We broke up. Again.
Again it was about his panic over commitment, and again, it started with me wondering yet again if this would all blow over in a day or two. And I'll share with you the thing that really got to me: He said something about how on all of his memberships, on MySpace, Friendster, OKcupid, whatever, that he'd intentionally never changed his profile from "single" to "seeing someone." Yes, I'd noticed it before, but I'd always ascribed it to laziness, to an oversight. I never took it to mean that he didn't consider us to be together.
But here, tonight, it struck me as a gigantic insult, at the very least. When we went through this in April, I blamed myself.

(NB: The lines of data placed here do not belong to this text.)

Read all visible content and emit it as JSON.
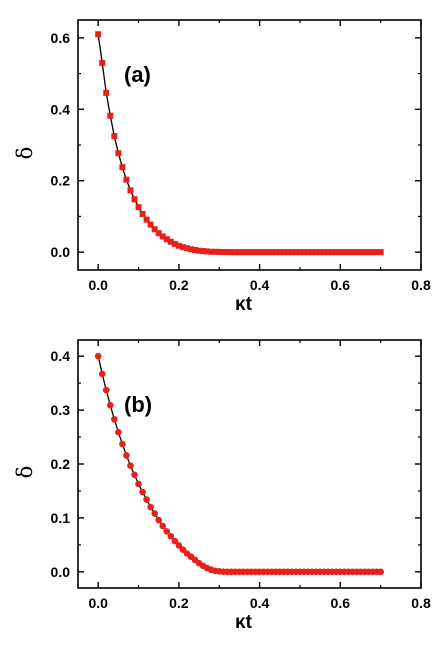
{
  "colors": {
    "marker": "#e8201c",
    "line": "#000000",
    "axis": "#000000"
  },
  "chart_data": [
    {
      "type": "line",
      "panel_label": "(a)",
      "marker": "square",
      "xlabel": "κt",
      "ylabel": "δ",
      "xlim": [
        -0.05,
        0.8
      ],
      "ylim": [
        -0.05,
        0.65
      ],
      "xticks": [
        0.0,
        0.2,
        0.4,
        0.6,
        0.8
      ],
      "xtick_labels": [
        "0.0",
        "0.2",
        "0.4",
        "0.6",
        "0.8"
      ],
      "yticks": [
        0.0,
        0.2,
        0.4,
        0.6
      ],
      "ytick_labels": [
        "0.0",
        "0.2",
        "0.4",
        "0.6"
      ],
      "grid": false,
      "x": [
        0.0,
        0.01,
        0.02,
        0.03,
        0.04,
        0.05,
        0.06,
        0.07,
        0.08,
        0.09,
        0.1,
        0.11,
        0.12,
        0.13,
        0.14,
        0.15,
        0.16,
        0.17,
        0.18,
        0.19,
        0.2,
        0.21,
        0.22,
        0.23,
        0.24,
        0.25,
        0.26,
        0.27,
        0.28,
        0.29,
        0.3,
        0.31,
        0.32,
        0.33,
        0.34,
        0.35,
        0.36,
        0.37,
        0.38,
        0.39,
        0.4,
        0.41,
        0.42,
        0.43,
        0.44,
        0.45,
        0.46,
        0.47,
        0.48,
        0.49,
        0.5,
        0.51,
        0.52,
        0.53,
        0.54,
        0.55,
        0.56,
        0.57,
        0.58,
        0.59,
        0.6,
        0.61,
        0.62,
        0.63,
        0.64,
        0.65,
        0.66,
        0.67,
        0.68,
        0.69,
        0.7
      ],
      "y": [
        0.61,
        0.53,
        0.446,
        0.382,
        0.325,
        0.277,
        0.238,
        0.203,
        0.173,
        0.148,
        0.126,
        0.107,
        0.091,
        0.077,
        0.064,
        0.053,
        0.044,
        0.036,
        0.029,
        0.023,
        0.018,
        0.014,
        0.011,
        0.008,
        0.006,
        0.004,
        0.003,
        0.002,
        0.001,
        0.001,
        0.0005,
        0.0003,
        0.0002,
        0.0001,
        0.0,
        0.0,
        0.0,
        0.0,
        0.0,
        0.0,
        0.0,
        0.0,
        0.0,
        0.0,
        0.0,
        0.0,
        0.0,
        0.0,
        0.0,
        0.0,
        0.0,
        0.0,
        0.0,
        0.0,
        0.0,
        0.0,
        0.0,
        0.0,
        0.0,
        0.0,
        0.0,
        0.0,
        0.0,
        0.0,
        0.0,
        0.0,
        0.0,
        0.0,
        0.0,
        0.0,
        0.0
      ]
    },
    {
      "type": "line",
      "panel_label": "(b)",
      "marker": "circle",
      "xlabel": "κt",
      "ylabel": "δ",
      "xlim": [
        -0.05,
        0.8
      ],
      "ylim": [
        -0.03,
        0.43
      ],
      "xticks": [
        0.0,
        0.2,
        0.4,
        0.6,
        0.8
      ],
      "xtick_labels": [
        "0.0",
        "0.2",
        "0.4",
        "0.6",
        "0.8"
      ],
      "yticks": [
        0.0,
        0.1,
        0.2,
        0.3,
        0.4
      ],
      "ytick_labels": [
        "0.0",
        "0.1",
        "0.2",
        "0.3",
        "0.4"
      ],
      "grid": false,
      "x": [
        0.0,
        0.01,
        0.02,
        0.03,
        0.04,
        0.05,
        0.06,
        0.07,
        0.08,
        0.09,
        0.1,
        0.11,
        0.12,
        0.13,
        0.14,
        0.15,
        0.16,
        0.17,
        0.18,
        0.19,
        0.2,
        0.21,
        0.22,
        0.23,
        0.24,
        0.25,
        0.26,
        0.27,
        0.28,
        0.29,
        0.3,
        0.31,
        0.32,
        0.33,
        0.34,
        0.35,
        0.36,
        0.37,
        0.38,
        0.39,
        0.4,
        0.41,
        0.42,
        0.43,
        0.44,
        0.45,
        0.46,
        0.47,
        0.48,
        0.49,
        0.5,
        0.51,
        0.52,
        0.53,
        0.54,
        0.55,
        0.56,
        0.57,
        0.58,
        0.59,
        0.6,
        0.61,
        0.62,
        0.63,
        0.64,
        0.65,
        0.66,
        0.67,
        0.68,
        0.69,
        0.7
      ],
      "y": [
        0.4,
        0.367,
        0.337,
        0.309,
        0.283,
        0.259,
        0.237,
        0.216,
        0.197,
        0.18,
        0.163,
        0.148,
        0.134,
        0.12,
        0.108,
        0.096,
        0.085,
        0.075,
        0.066,
        0.057,
        0.049,
        0.041,
        0.034,
        0.028,
        0.022,
        0.016,
        0.011,
        0.007,
        0.004,
        0.002,
        0.001,
        0.0003,
        0.0001,
        0.0,
        0.0,
        0.0,
        0.0,
        0.0,
        0.0,
        0.0,
        0.0,
        0.0,
        0.0,
        0.0,
        0.0,
        0.0,
        0.0,
        0.0,
        0.0,
        0.0,
        0.0,
        0.0,
        0.0,
        0.0,
        0.0,
        0.0,
        0.0,
        0.0,
        0.0,
        0.0,
        0.0,
        0.0,
        0.0,
        0.0,
        0.0,
        0.0,
        0.0,
        0.0,
        0.0,
        0.0,
        0.0
      ]
    }
  ]
}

I figured it had only been a few weeks, and I'd misunderstood his intentions. But now, after spending the better part of a year together ... well, I told him that he knew full well that I had not been looking at it as a casual thing, and that, knowing that, if it really was true, if he was really just "hanging out," well, then that was incredibly mean, and cruel.
My friend Dan talked me through the drive home, and asked what I wanted. What I want, as I told both him and n0thingman, is for Rob to not pull this crap anymore, to not break up with me every few weeks, or months, or whatever. The incredibly sad thing is that I also understand that the only way that this will happen is if I don't let him come back to me again.
I honestly have no clue what I'm going to do.
For now I plan to lie on the couch and watch Bette Davis movies until sleep claims me. I also plan to smoke, which I realize isn't the wisest choice, but which also isn't the worst choice either.
Sympathy, advice, affection, whatever -- it's all welcome.